Starting in the 1980s, AIDS defined a generation. Starting in 2020, Covid-19 nearly brought the world to its knees. Despite the challenges from both public health crises, Dr. Anthony Fauci has worked tirelessly to ensure neither one robbed us of even more of our family, friends, and neighbors. Fauci didn't do it for the famed Bobblehead or the catchy Hashtag (#fauciouchie). He did it for us!
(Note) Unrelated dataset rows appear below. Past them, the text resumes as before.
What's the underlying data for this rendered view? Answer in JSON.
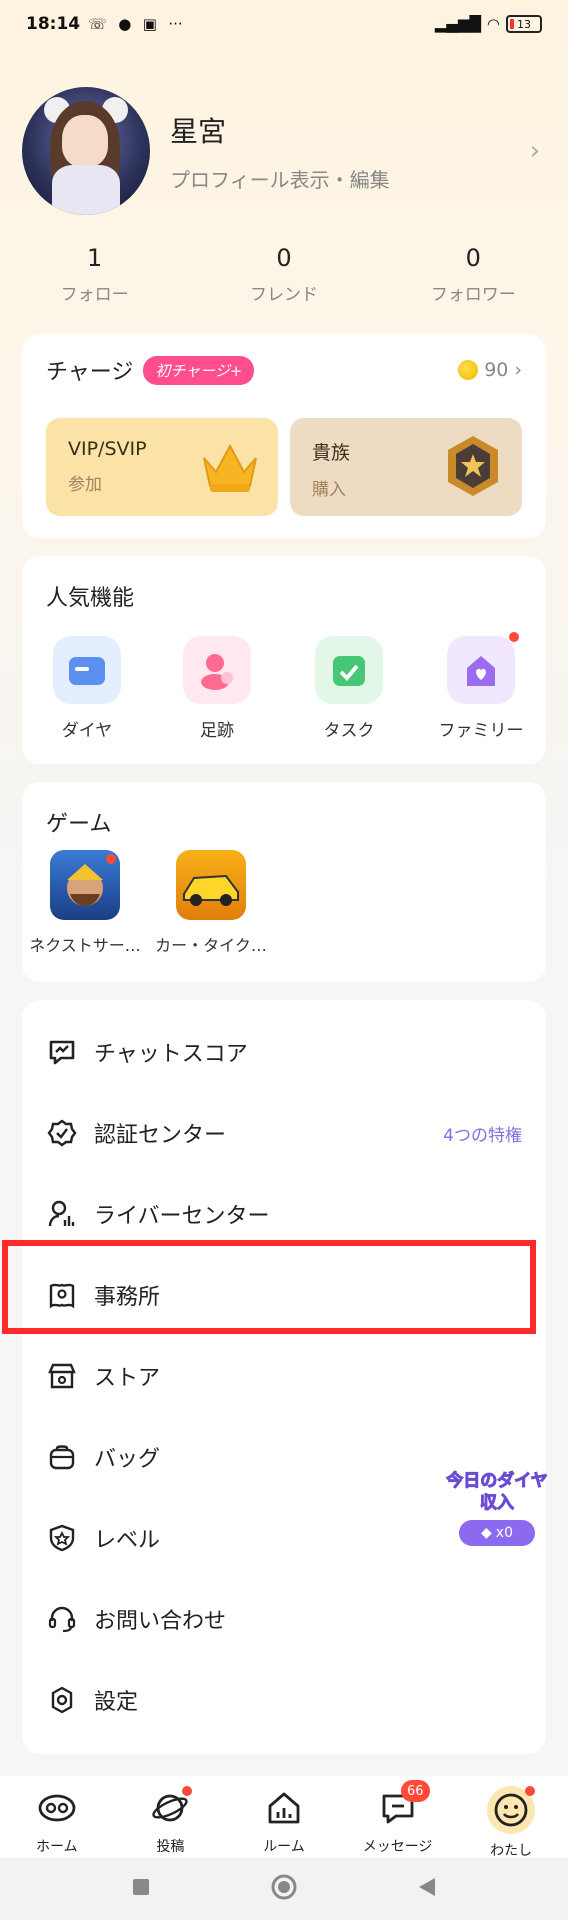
{
  "status_bar": {
    "time": "18:14",
    "battery": "13",
    "more": "···"
  },
  "profile": {
    "name": "星宮",
    "subtitle": "プロフィール表示・編集",
    "chevron": "›"
  },
  "counts": [
    {
      "value": "1",
      "label": "フォロー"
    },
    {
      "value": "0",
      "label": "フレンド"
    },
    {
      "value": "0",
      "label": "フォロワー"
    }
  ],
  "charge": {
    "title": "チャージ",
    "badge": "初チャージ+",
    "coins": "90",
    "chevron": "›",
    "tiles": [
      {
        "title": "VIP/SVIP",
        "subtitle": "参加"
      },
      {
        "title": "貴族",
        "subtitle": "購入"
      }
    ]
  },
  "popular": {
    "title": "人気機能",
    "items": [
      {
        "label": "ダイヤ",
        "icon": "wallet-icon",
        "color": "#5b8ff0"
      },
      {
        "label": "足跡",
        "icon": "footprint-icon",
        "color": "#ff6a8f"
      },
      {
        "label": "タスク",
        "icon": "calendar-check-icon",
        "color": "#46c776"
      },
      {
        "label": "ファミリー",
        "icon": "family-house-icon",
        "color": "#9b6cf0"
      }
    ]
  },
  "games": {
    "title": "ゲーム",
    "items": [
      {
        "label": "ネクストサー…"
      },
      {
        "label": "カー・タイク…"
      }
    ]
  },
  "menu": {
    "items": [
      {
        "label": "チャットスコア",
        "icon": "chat-score-icon"
      },
      {
        "label": "認証センター",
        "icon": "verified-badge-icon",
        "extra": "4つの特権"
      },
      {
        "label": "ライバーセンター",
        "icon": "streamer-icon"
      },
      {
        "label": "事務所",
        "icon": "agency-icon"
      },
      {
        "label": "ストア",
        "icon": "store-icon"
      },
      {
        "label": "バッグ",
        "icon": "bag-icon"
      },
      {
        "label": "レベル",
        "icon": "level-shield-icon"
      },
      {
        "label": "お問い合わせ",
        "icon": "headset-icon"
      },
      {
        "label": "設定",
        "icon": "settings-gear-icon"
      }
    ]
  },
  "promo": {
    "text": "今日のダイヤ収入",
    "value": "x0"
  },
  "tabs": [
    {
      "label": "ホーム",
      "icon": "home-icon"
    },
    {
      "label": "投稿",
      "icon": "planet-icon"
    },
    {
      "label": "ルーム",
      "icon": "room-icon"
    },
    {
      "label": "メッセージ",
      "icon": "message-icon",
      "badge": "66"
    },
    {
      "label": "わたし",
      "icon": "me-face-icon"
    }
  ],
  "colors": {
    "accent_pink": "#ff4d8f",
    "highlight_red": "#ff2a2a",
    "purple": "#7e72e0"
  }
}
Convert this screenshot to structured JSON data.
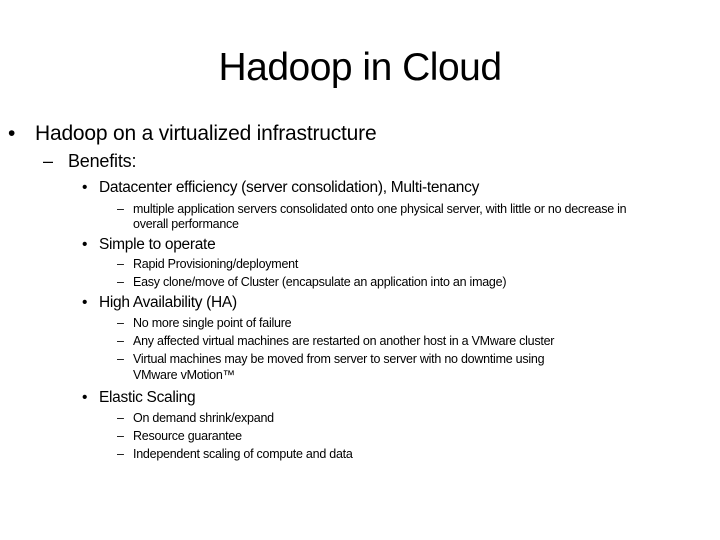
{
  "slide": {
    "title": "Hadoop in Cloud",
    "bullet_glyph": "•",
    "dash_glyph": "–",
    "level1": {
      "text": "Hadoop on a virtualized infrastructure"
    },
    "level2": {
      "text": "Benefits:"
    },
    "sections": [
      {
        "heading": "Datacenter efficiency (server consolidation), Multi-tenancy",
        "items": [
          {
            "line1": "multiple application servers consolidated onto one physical server, with little or no decrease in",
            "line2": "overall performance"
          }
        ]
      },
      {
        "heading": "Simple to operate",
        "items": [
          {
            "line1": "Rapid Provisioning/deployment"
          },
          {
            "line1": "Easy clone/move of Cluster (encapsulate an application into an image)"
          }
        ]
      },
      {
        "heading": "High Availability (HA)",
        "items": [
          {
            "line1": "No more single point of failure"
          },
          {
            "line1": "Any affected virtual machines are restarted on another host in a VMware cluster"
          },
          {
            "line1": "Virtual machines may be moved from server to server with no downtime using",
            "line2": "VMware vMotion™"
          }
        ]
      },
      {
        "heading": "Elastic Scaling",
        "items": [
          {
            "line1": "On demand shrink/expand"
          },
          {
            "line1": "Resource guarantee"
          },
          {
            "line1": "Independent scaling of compute and data"
          }
        ]
      }
    ]
  }
}
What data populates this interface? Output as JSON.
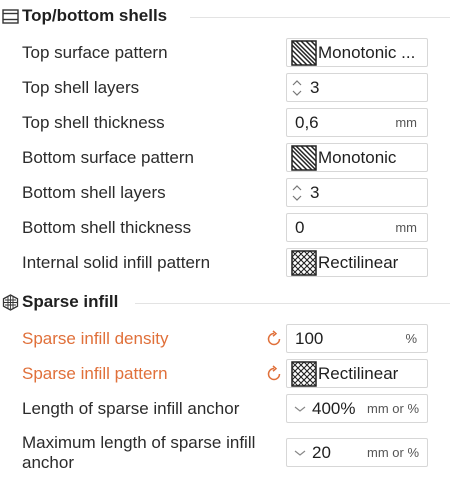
{
  "sections": {
    "top_bottom": {
      "title": "Top/bottom shells"
    },
    "sparse": {
      "title": "Sparse infill"
    }
  },
  "fields": {
    "top_surface_pattern": {
      "label": "Top surface pattern",
      "value": "Monotonic ..."
    },
    "top_shell_layers": {
      "label": "Top shell layers",
      "value": "3"
    },
    "top_shell_thickness": {
      "label": "Top shell thickness",
      "value": "0,6",
      "unit": "mm"
    },
    "bottom_surface_pattern": {
      "label": "Bottom surface pattern",
      "value": "Monotonic"
    },
    "bottom_shell_layers": {
      "label": "Bottom shell layers",
      "value": "3"
    },
    "bottom_shell_thickness": {
      "label": "Bottom shell thickness",
      "value": "0",
      "unit": "mm"
    },
    "internal_solid_infill_pattern": {
      "label": "Internal solid infill pattern",
      "value": "Rectilinear"
    },
    "sparse_infill_density": {
      "label": "Sparse infill density",
      "value": "100",
      "unit": "%"
    },
    "sparse_infill_pattern": {
      "label": "Sparse infill pattern",
      "value": "Rectilinear"
    },
    "sparse_infill_anchor": {
      "label": "Length of sparse infill anchor",
      "value": "400%",
      "unit": "mm or %"
    },
    "max_sparse_infill_anchor": {
      "label": "Maximum length of sparse infill anchor",
      "value": "20",
      "unit": "mm or %"
    }
  },
  "colors": {
    "modified_label": "#e0703a",
    "text": "#2b2b2b",
    "border": "#d7d7d7"
  },
  "icons": {
    "top_bottom_section": "shell-layers-icon",
    "sparse_section": "infill-hexagon-icon",
    "reset": "reset-arrow-icon"
  }
}
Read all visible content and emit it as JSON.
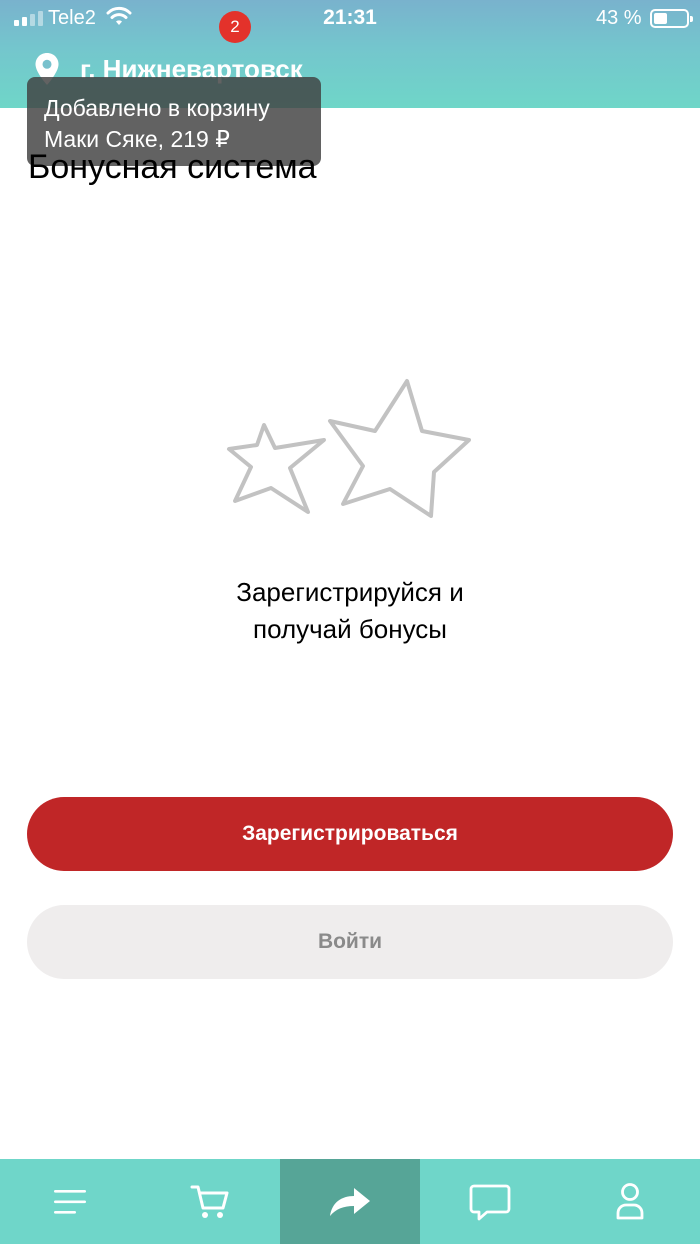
{
  "status_bar": {
    "carrier": "Tele2",
    "time": "21:31",
    "battery": "43 %",
    "battery_level": 0.43
  },
  "header": {
    "location": "г. Нижневартовск",
    "icon": "location-pin-icon"
  },
  "toast": {
    "line1": "Добавлено в корзину",
    "line2": "Маки Сяке, 219 ₽"
  },
  "page": {
    "title": "Бонусная система",
    "illustration": "stars-icon",
    "promo_line1": "Зарегистрируйся и",
    "promo_line2": "получай бонусы"
  },
  "buttons": {
    "register": "Зарегистрироваться",
    "login": "Войти"
  },
  "tabbar": {
    "cart_count": "2",
    "items": [
      "menu-icon",
      "cart-icon",
      "share-icon",
      "chat-icon",
      "profile-icon"
    ]
  },
  "colors": {
    "accent_red": "#c02627",
    "teal": "#6fd6c9",
    "teal_active": "#56a597",
    "badge": "#e3322b"
  }
}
[1] Fiore, Kristina (2021, October 5). New Fauci Documentary: 'You Don't Get Intimidated' — Anthony Fauci gets personal in new film, opens up about Trump admin and history repeating. MedPage Today. Retrieved online at
[2] King, Mark S. (2020, September 26). Peter Staley Just Unmasked Anthony Fauci and It Is Fabulous. My Fabulous Disease. Retrieved online at

Disclaimer: Guest blogs do not necessarily reflect the views of the ADAP Advocacy Association, but rather they provide a neutral platform whereby the author serves to promote open, honest discussion about public health-related issues and updates.